CHARLES KONG SOO
A Russian intelligence-gathering ship Yantar (Amber) recently entered T&T waters. Unlike three previous visits in 2018 by another Russian vessel, the Viktor Leonov, which docked in Point Lisas in March and near the Hyatt Regency Port-of-Spain, in January and February, the ship was anchored out at sea from the Port of Port-of-Spain.
The ship-tracking site MarineTraffic.com listed the Yantar arriving at the Port-of- Spain port on November 8th at 4.19 pm and anchoring six kilometres south-east of the Point Baleine lighthouse, one of the farthest points among the ships that were anchored far away from the public’s eyes.
Guardian Media contacted via email, Canadian OSINT (Open-source intelligence) research consultant Steffan Watkins, who began tracking the Yantar after the US military voiced concern about Russian activity around undersea cables, raising fears they could attempt to tap into or sever the lines, to ask him what was the purpose of the vessel in T&T and it’s capabilities.

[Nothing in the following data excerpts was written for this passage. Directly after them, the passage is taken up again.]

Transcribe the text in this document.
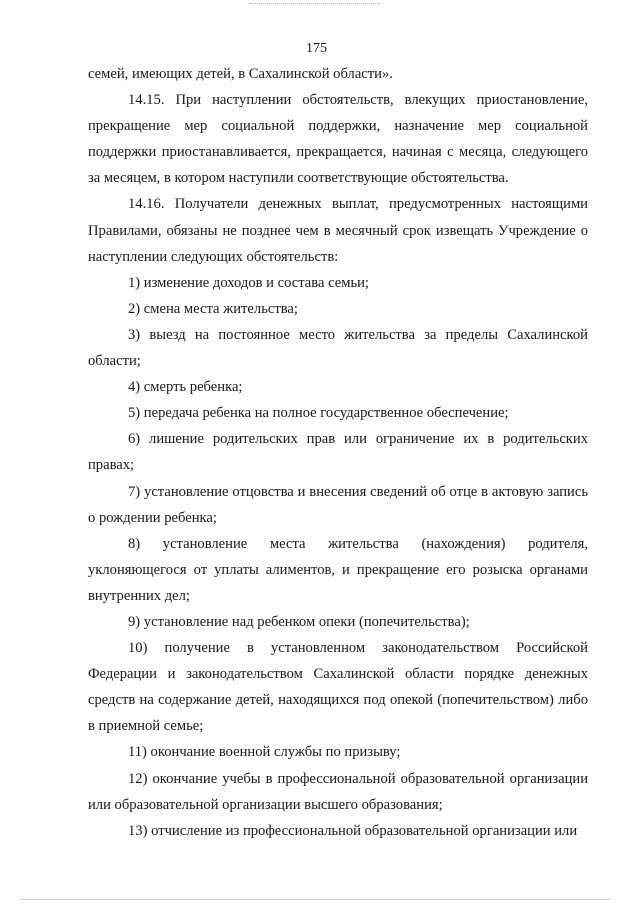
175

семей, имеющих детей, в Сахалинской области».

14.15. При наступлении обстоятельств, влекущих приостановление, прекращение мер социальной поддержки, назначение мер социальной поддержки приостанавливается, прекращается, начиная с месяца, следующего за месяцем, в котором наступили соответствующие обстоятельства.

14.16. Получатели денежных выплат, предусмотренных настоящими Правилами, обязаны не позднее чем в месячный срок извещать Учреждение о наступлении следующих обстоятельств:

1) изменение доходов и состава семьи;

2) смена места жительства;

3) выезд на постоянное место жительства за пределы Сахалинской области;

4) смерть ребенка;

5) передача ребенка на полное государственное обеспечение;

6) лишение родительских прав или ограничение их в родительских правах;

7) установление отцовства и внесения сведений об отце в актовую запись о рождении ребенка;

8) установление места жительства (нахождения) родителя, уклоняющегося от уплаты алиментов, и прекращение его розыска органами внутренних дел;

9) установление над ребенком опеки (попечительства);

10) получение в установленном законодательством Российской Федерации и законодательством Сахалинской области порядке денежных средств на содержание детей, находящихся под опекой (попечительством) либо в приемной семье;

11) окончание военной службы по призыву;

12) окончание учебы в профессиональной образовательной организации или образовательной организации высшего образования;

13) отчисление из профессиональной образовательной организации или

Watkins said: “I believe Yantar left Murmansk, Russia in early October, and hadn’t been spotted (by anyone that I’m aware of yet) elsewhere in the Atlantic before arriving from the North East to Trinidad waters on Friday.
“Russian media sources have suggested it was monitored by NATO vessels during its transit from the Northern Fleet, including the guided-missile destroyer USS Donald Cook, based out of Rota, Spain, but there have been no statements from NORAD (The North American Aerospace Defense Command) or the US Navy about that yet.
“As of Friday night, the ship was at anchor beside a Panamanian-flagged tanker, Lorena B (IMO:9438212), at the Port-of- Spain anchorage.
“Lorena B has been regularly providing fuel from Pointe-a-Pierre to many ships that stop in Port-of-Spain, from reviewing the past month of traffic.
“The anchorage acts as a holding area before coming into port, like a parking lot, but there’s no way for me to tell if it will enter port, or just leave, now that it had presumably taken on fuel.”
He said unlike Yantar’s previous trip in the North Atlantic and Arctic in 2016, which allowed it to be tracked with sufficient detail to identify several of the objects it stopped over, including the sunken Soviet Navy Mike-Class Submarine K-278 Komsomolets, this time the vessel sailed with its AIS satellite transponder off until just before it anchored off Trinidad, so he had been “blind” to where they had stopped along the way.
Watkins said the ship’s trip coincided with reports of a large Russian Navy submarine exercise in the Atlantic.
Asked if Trinidad was a favourable port for such vessels, Watkins said the Viktor Leonov was in Jamaica from February 1st-4th in 2017, where it restocked before conducting operations off the US east coast for about two months, but he was unclear why Russian navy ships hadn’t been frequent visitors since. He said Cuba didn’t have a lot of extra petroleum, so for fuel at least they might be better served elsewhere.
Watkins said while Russian ships do stop in Cuba, he didn’t believe the country had all the facilities needed to fully restock Yantar.
The 354-foot Yantar is officially an oceanographic research vessel, reportedly with a crew of about 60 but also has surveillance equipment and has acted as the mother ship for manned and unmanned deep-sea submersibles and mini-subs.
These vessels are operated by the Russian Navy Main Directorate of Underwater Research (GUGI), the equivalent of the US National Underwater Reconnaissance Office (NURO), the same directorate that operated the Russian Navy’s special purpose submarines, suspected of conducting intelligence collection from undersea cables.
Watkins said Yantar’s deep-sea oceanographic research capabilities enabled it to perform tasks related to retrieving sunken objects, like aircraft black boxes or cryptographic gear, or use those same capabilities to scout for sensor arrays or military fibre optic cables; for future sabotage, or additional intelligence collection.
This is not the ship’s first foray into the Caribbean. When it was first commissioned in 2015, the Yantar’s location was reported near the Turks and Caicos Islands on September 1 and it sailed into the port of Willemstad, Curacao, on September 20 to be resupplied.